Said Andy Loranger, Kenai National Wildlife Refuge manager, “Let us be an example.”
Mohorcich said that while the River Center has had success in permitting, it has also seen its challenges.
“Not always do these regulations match, but I think that’s one big importance of this center is that you actually can sit around this table and have those discussions,” he said. “I think we’ve been successful in reaching some agreements and some direction to be able to accomplish those things in a timely manner.”
Robert Ruffner, executive director of the Kenai Watershed Forum, said despite the Kenai River’s successes, it still lacks water quantity data, especially in the watershed’s smaller river systems.
“We’ve had some major natural events happen — the spruce bark beetle effects on the Peninsula that are just a decade or 15 years old,” he said. “It really changed our landscape in a very dramatic way and the science behind understanding what that means for the water in the streams is really lacking here.”
Paul Shadura, board director of the Kenai Peninsula Fisherman’s Association, said the Kenai River is an artery to the fishing industry in Cook Inlet and the River Center has represented a “balancing act,” among user groups.
Shadura also discussed this year’s king salmon run and the restrictions forced on fishermen.
“This is a huge canary in the coal mine,” he said. “We are worried and as we go forward, we are hoping this center will be helpful to determine if in fact our spawning areas and nursery grounds are maybe being affected by maybe loving the river to death as (Soldotna) Mayor (Peter) Micciche has said.”
Sue Mauger, science director for Cook Inletkeeper, addressed the anadromous stream protections on the books in the borough and the subsequent “education problem” it created.
“The kids aren’t going to save us,” she said. “This is something that can be pushed back in the next year.

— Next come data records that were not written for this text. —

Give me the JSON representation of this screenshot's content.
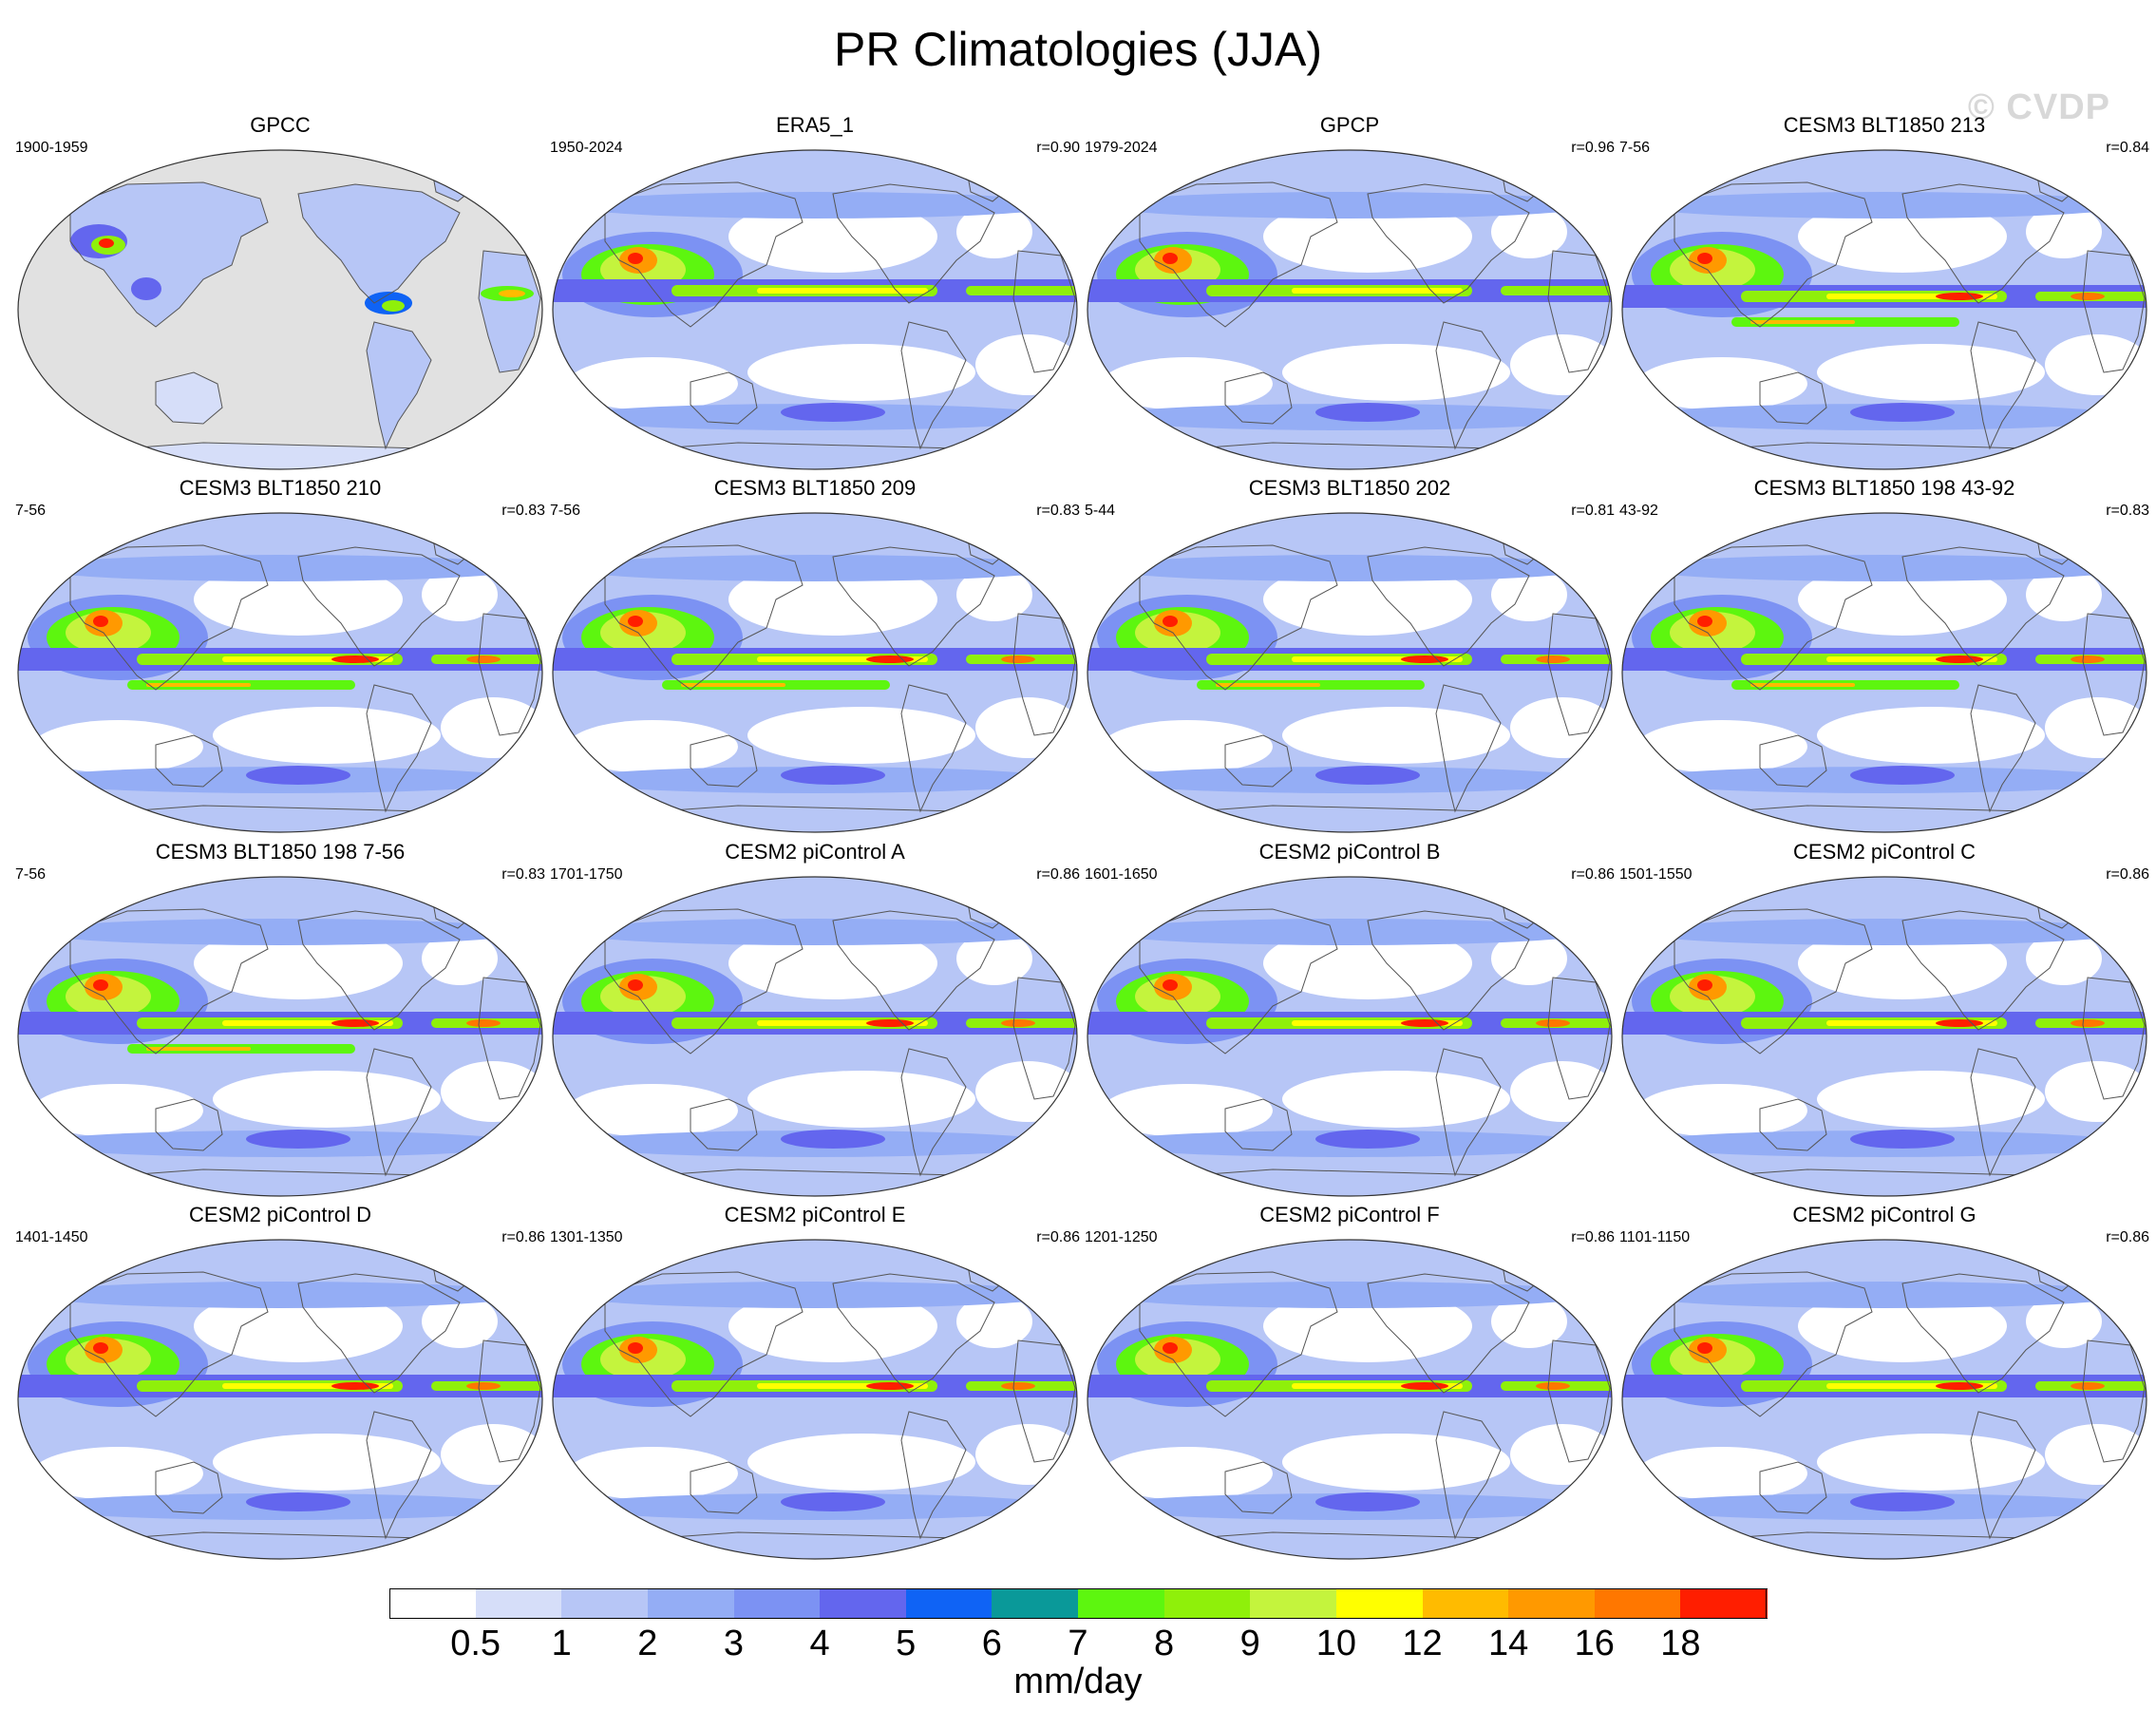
{
  "title": "PR Climatologies (JJA)",
  "watermark": "© CVDP",
  "panels": [
    {
      "title": "GPCC",
      "years": "1900-1959",
      "corr": "",
      "style": "obs-land"
    },
    {
      "title": "ERA5_1",
      "years": "1950-2024",
      "corr": "r=0.90",
      "style": "obs"
    },
    {
      "title": "GPCP",
      "years": "1979-2024",
      "corr": "r=0.96",
      "style": "obs"
    },
    {
      "title": "CESM3 BLT1850 213",
      "years": "7-56",
      "corr": "r=0.84",
      "style": "cesm3"
    },
    {
      "title": "CESM3 BLT1850 210",
      "years": "7-56",
      "corr": "r=0.83",
      "style": "cesm3"
    },
    {
      "title": "CESM3 BLT1850 209",
      "years": "7-56",
      "corr": "r=0.83",
      "style": "cesm3"
    },
    {
      "title": "CESM3 BLT1850 202",
      "years": "5-44",
      "corr": "r=0.81",
      "style": "cesm3"
    },
    {
      "title": "CESM3 BLT1850 198 43-92",
      "years": "43-92",
      "corr": "r=0.83",
      "style": "cesm3"
    },
    {
      "title": "CESM3 BLT1850 198 7-56",
      "years": "7-56",
      "corr": "r=0.83",
      "style": "cesm3"
    },
    {
      "title": "CESM2 piControl A",
      "years": "1701-1750",
      "corr": "r=0.86",
      "style": "cesm2"
    },
    {
      "title": "CESM2 piControl B",
      "years": "1601-1650",
      "corr": "r=0.86",
      "style": "cesm2"
    },
    {
      "title": "CESM2 piControl C",
      "years": "1501-1550",
      "corr": "r=0.86",
      "style": "cesm2"
    },
    {
      "title": "CESM2 piControl D",
      "years": "1401-1450",
      "corr": "r=0.86",
      "style": "cesm2"
    },
    {
      "title": "CESM2 piControl E",
      "years": "1301-1350",
      "corr": "r=0.86",
      "style": "cesm2"
    },
    {
      "title": "CESM2 piControl F",
      "years": "1201-1250",
      "corr": "r=0.86",
      "style": "cesm2"
    },
    {
      "title": "CESM2 piControl G",
      "years": "1101-1150",
      "corr": "r=0.86",
      "style": "cesm2"
    }
  ],
  "colorbar": {
    "unit": "mm/day",
    "levels": [
      "0.5",
      "1",
      "2",
      "3",
      "4",
      "5",
      "6",
      "7",
      "8",
      "9",
      "10",
      "12",
      "14",
      "16",
      "18"
    ],
    "colors": [
      "#ffffff",
      "#d6def9",
      "#b7c6f6",
      "#94adf5",
      "#7c92f3",
      "#6366ee",
      "#0f63f5",
      "#0a9999",
      "#5df60f",
      "#8ff00a",
      "#c4f43d",
      "#ffff00",
      "#ffbb00",
      "#ff9900",
      "#ff7700",
      "#ff1e00"
    ],
    "land_missing_color": "#e1e1e1"
  }
}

It is adult education that is super important and even though in here we all preach to the choir a lot ... there is a big gap to convince the local land owner that what they do matters.”

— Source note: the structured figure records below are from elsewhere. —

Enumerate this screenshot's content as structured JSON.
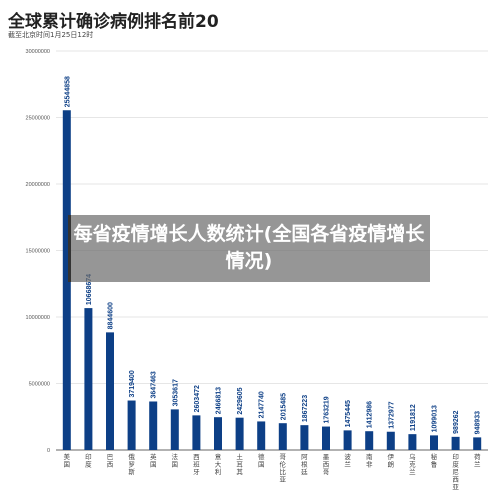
{
  "header": {
    "title": "全球累计确诊病例排名前20",
    "subtitle": "截至北京时间1月25日12时"
  },
  "overlay": {
    "text": "每省疫情增长人数统计(全国各省疫情增长情况)"
  },
  "colors": {
    "bar": "#0d3f86",
    "grid": "#e6e6e6",
    "axis": "#666666"
  },
  "chart_data": {
    "type": "bar",
    "title": "全球累计确诊病例排名前20",
    "subtitle": "截至北京时间1月25日12时",
    "xlabel": "",
    "ylabel": "",
    "ylim": [
      0,
      30000000
    ],
    "yticks": [
      0,
      5000000,
      10000000,
      15000000,
      20000000,
      25000000,
      30000000
    ],
    "ytick_labels": [
      "0",
      "5000000",
      "10000000",
      "15000000",
      "20000000",
      "25000000",
      "30000000"
    ],
    "grid": true,
    "categories": [
      "美国",
      "印度",
      "巴西",
      "俄罗斯",
      "英国",
      "法国",
      "西班牙",
      "意大利",
      "土耳其",
      "德国",
      "哥伦比亚",
      "阿根廷",
      "墨西哥",
      "波兰",
      "南非",
      "伊朗",
      "乌克兰",
      "秘鲁",
      "印度尼西亚",
      "荷兰"
    ],
    "values": [
      25544858,
      10668674,
      8844600,
      3719400,
      3647463,
      3053617,
      2603472,
      2466813,
      2429605,
      2147740,
      2015485,
      1867223,
      1763219,
      1475445,
      1412986,
      1372977,
      1191812,
      1099013,
      989262,
      948933
    ],
    "value_labels": [
      "25544858",
      "10668674",
      "8844600",
      "3719400",
      "3647463",
      "3053617",
      "2603472",
      "2466813",
      "2429605",
      "2147740",
      "2015485",
      "1867223",
      "1763219",
      "1475445",
      "1412986",
      "1372977",
      "1191812",
      "1099013",
      "989262",
      "948933"
    ]
  }
}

Mauger said even if the problem with king salmon stocks turns out to be in the ocean, local river protection efforts shouldn’t wane.
“Once that is corrected or shifts or whatever, the fish still come back to the watershed and if we have dropped the ball on the watershed then what we all fear will have come to happen,” she said.
Hughes also talked about the constant need for education and dispelling misguided distrust in those who manage the river. He said the River Center has helped with that.
“It is easy to be angry at government when it is just a box or a building,” he said. “But when it is people, when it is your neighbors, it is really hard to have distrust of those people because your kids go to school with those people.”
Mohorcich gave Castle a copy of the River Center’s “On the River” publication before she gave her closing remarks.
“Your work is not yet complete, as you all know,” she said. “I just want to encourage you to keep at it and keep fighting the good fight recognizing that not everyone has their head in the same place as where this group is this morning.
“But it is really, really important to all of us and our children and grandchildren that you keep on going and keep working to preserve this asset you all recognize as so important.”